Showing posts with label baking. Show all posts
Showing posts with label baking. Show all posts

Monday, March 18, 2013

Irish Soda Bread


In honor of St. Patrick’s Day, we usually cook corned beef, cabbage, potatoes and my favorite:  Irish Soda Bread.

I enjoy eating the Irish Soda Bread with a thick slathering of salted butter.  I use to serve it with Irish cultured butter like Kerrygold.  In our town we are able to get fresh dairy delivery weekly, which includes butter.  Now I use Calder Dairy salted butter.

I rarely use graham flour and right before St. Patty’s Day, I buy a package of it and get excited that I’m going to make the Irish soda bread.  This is a simple recipe—no embellishments.  We are NOT Irish, I didn’t grow up eating special Irish meals so I don’t know how authentic this is but I find it tasty.

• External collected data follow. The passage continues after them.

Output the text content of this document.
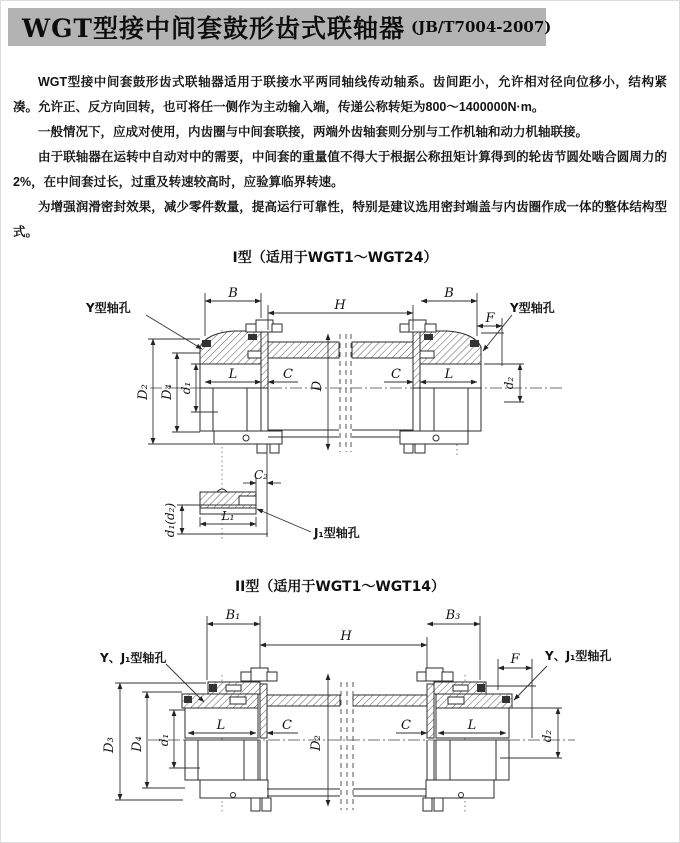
WGT型接中间套鼓形齿式联轴器 (JB/T7004-2007)

WGT型接中间套鼓形齿式联轴器适用于联接水平两同轴线传动轴系。齿间距小，允许相对径向位移小，结构紧凑。允许正、反方向回转，也可将任一侧作为主动输入端，传递公称转矩为800～1400000N·m。

一般情况下，应成对使用，内齿圈与中间套联接，两端外齿轴套则分别与工作机轴和动力机轴联接。

由于联轴器在运转中自动对中的需要，中间套的重量值不得大于根据公称扭矩计算得到的轮齿节圆处啮合圆周力的2%，在中间套过长，过重及转速较高时，应验算临界转速。

为增强润滑密封效果，减少零件数量，提高运行可靠性，特别是建议选用密封端盖与内齿圈作成一体的整体结构型式。

I型（适用于WGT1～WGT24）
B
H
B
F
D₂ D₄ d₁	D	d₂
L	C	C	L
Y型轴孔	Y型轴孔
C₂
L₁
d₁(d₂)	J₁型轴孔
II型（适用于WGT1～WGT14）
B₁
H
B₃
F
D₃ D₄ d₁	D₂	d₂
L	C	C	L
Y、J₁型轴孔	Y、J₁型轴孔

            3 cups all-purpose flour, plus more for dusting
            1 cup whole-wheat graham flour
            1 tablespoon coarse salt
            1 teaspoon baking soda
            1 teaspoon baking powder
            4 tablespoons cold unsalted butter, cut into small pieces
            1 2/3 cups buttermilk

Mix all dry ingredients together and cut the butter into the flour mixture.  I start off with a pastry cutter and then I move to smashing the pieces into small bits.  Add the buttermilk all at once and combine.  The dough is sticky in certain sections and dry and crumbly in other parts.  Do the best job incorporating it all together.  Make a dome / round loaf shape and place on baking sheet. 

Cut a deep “X” on the top of the dome.  Bake at 350-degrees F for 80-mins.

I did two loaves instead of one because the mixture wouldn’t stick together.  I baked it for 50-minutes.

It’s hard to stop from just picking the crust off and eating that…but we don’t want to just take all the best parts for ourselves., especially since we were having guests to enjoy beer and dinner with us.

Thursday, March 14, 2013

Pi Day, 3.14


Today is 3.14—it’s Pi day… so in celebration we ate some pies.  The kids and I enjoyed a deep-dish pizza pie for an after-school treat at our local pizzeria.  This is after I huffed and puffed while making an attempt at jogging and while they rode their bicycles.  I may have omitted that I’m training to RUN a 5K.  It’s because for most people running a 5K doesn’t really require training.  Embarrassingly, I cannot  run even 1-mile.  I need to start somewhere…so there it is.  That’s something I’m awful at doing yet I'm still doing it.



Back to what I am good at…baking…
Couldn’t finish Pi-Day without a homemade fruit pie.  I made an apple crumb pie. 
I do believe that pie making is a labor of love.  While the ingredients are humble—flour, butter, sugar (for the crust) and fruit that is simply sweeten, putting it all together is a feat!  I typically make the crust recipe that comes from American Test Kitchen.  My mother-in-law laughs because there’s vodka in it and I keep a bottle of cheap vodka in the freezer just for my pie crusts.

In addition to pie making and eating, we need to get working on the wheatgrass baskets for our egg coloring party.  Yearly we host a small gathering of young children (friends of my son or daughter) to dye-color and decorate boiled eggs.  We provide about a dozen eggs per child; the dyes; stickers, tattoos, magic crayons.  They get to take home a basket of real wheatgrass with their beautifully decorated eggs.



Here’s a photo of the materials for the wheatgrass Easter/Spring baskets.  The baskets are from the dollar store.  I’m hoping they can withstand the weight of the topsoil.  This is a bag of wheat berries.  You can also get them in the bulk section of most health food stores.  I didn’t take a picture of the plastic bags I use to line the baskets before the topsoil goes in.  I typically cut open half-gallon storage bags.

The wheat berries need to soak overnight.  Don’t let them soak over 24-hours or else they will start to smell bad and become unusable for the Easter/Spring baskets.

In the next several days, you will see the seeds transform to luscious greenery!  I hope you’ll do this project at home too.